Sore berkabut yang ganjil. Nurani meronta-ronta. Pikiran ruwet terpicu perintah atasan untuk melaksanakan pembunuhan.
Pukulan keras pada ubun-ubun menyebabkan ia menggelepar-gelepar menahan sukma agar tidak pergi. Aku tercekat, menyebabkan --kali ini terlibat langsung--- nyawa melayang. Menegangkan.
Sempat hendak mundur saja, tetapi ada banyak desakan berkecamuk di dalam batok kepala. Keadaan paling menggetarkan sehingga membuat akal jernih tidak mampu menahan ayunan tangan, adalah seseorang berkumis yang berkacak pinggang memberikan aba-aba dengan terburu-buru.
"Woy, woy, woy .... Cepat bikin mati. Pukul semua! Lamban amat sih?"
***
Aku dilahirkan dan dibesarkan di keluarga baik-baik di sebuah pedesaan asri.
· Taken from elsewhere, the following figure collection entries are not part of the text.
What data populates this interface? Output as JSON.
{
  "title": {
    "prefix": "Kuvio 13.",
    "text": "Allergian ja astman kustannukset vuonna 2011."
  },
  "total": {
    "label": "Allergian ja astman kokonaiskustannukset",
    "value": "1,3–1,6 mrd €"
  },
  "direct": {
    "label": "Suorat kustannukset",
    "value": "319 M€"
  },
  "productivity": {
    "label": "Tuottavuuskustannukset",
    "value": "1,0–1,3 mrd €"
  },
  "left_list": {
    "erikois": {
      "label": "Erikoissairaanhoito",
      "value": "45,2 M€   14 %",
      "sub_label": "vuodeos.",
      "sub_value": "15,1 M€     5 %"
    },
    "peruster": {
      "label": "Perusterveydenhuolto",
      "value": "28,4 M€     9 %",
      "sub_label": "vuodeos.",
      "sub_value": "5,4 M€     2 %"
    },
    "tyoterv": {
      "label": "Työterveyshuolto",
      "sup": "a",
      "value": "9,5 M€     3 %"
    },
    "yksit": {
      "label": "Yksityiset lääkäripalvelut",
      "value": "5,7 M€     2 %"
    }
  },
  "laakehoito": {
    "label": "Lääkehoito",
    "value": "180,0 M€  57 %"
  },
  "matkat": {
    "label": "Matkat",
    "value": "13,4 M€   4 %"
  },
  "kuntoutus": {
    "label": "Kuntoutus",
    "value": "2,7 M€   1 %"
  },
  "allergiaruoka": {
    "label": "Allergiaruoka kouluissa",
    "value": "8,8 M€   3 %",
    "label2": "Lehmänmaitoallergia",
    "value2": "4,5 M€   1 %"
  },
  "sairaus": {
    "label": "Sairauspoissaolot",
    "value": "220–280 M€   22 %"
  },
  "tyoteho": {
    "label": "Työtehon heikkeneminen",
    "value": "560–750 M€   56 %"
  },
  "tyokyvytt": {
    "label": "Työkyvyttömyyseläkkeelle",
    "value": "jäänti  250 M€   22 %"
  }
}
Lingkungan pertumbuhan di mana tidak pernah ada kata-kata kasar, bentakan, maupun pukulan.
Semua berlangsung dengan sentosa tanpa perbuatan-perbuatan saling menyakiti di antara anggota keluarga. Bahkan terhadap makhluk yang ada di sekitar. Anasir bernyawa maupun benda mati.
Di halaman rumah yang lumayan panjang dengan cukup lebar, pada satu sisi dibangun kolam untuk menanam ikan mas dan lele. Dibuat terpisah, bila tidak demikian mereka akan saling bertengkar. Satu hal yang tidak dikenal di keluarga kami.
Di bagian atas dari kolam lele dirakit kandang terbuat dari bilah bambu untuk menampung ayam dengan pintu keluar bersinggungan dengan tanah. Maka lantai bilah bambu memuluskan kotoran ayam meluncur ke air dan langsung menjadi santapan ikan lele.
Dengan demikian uap kotoran ayam tenggelam ke dalam kolam, tiada kesempatan untuk menguarkan aroma tak sedap.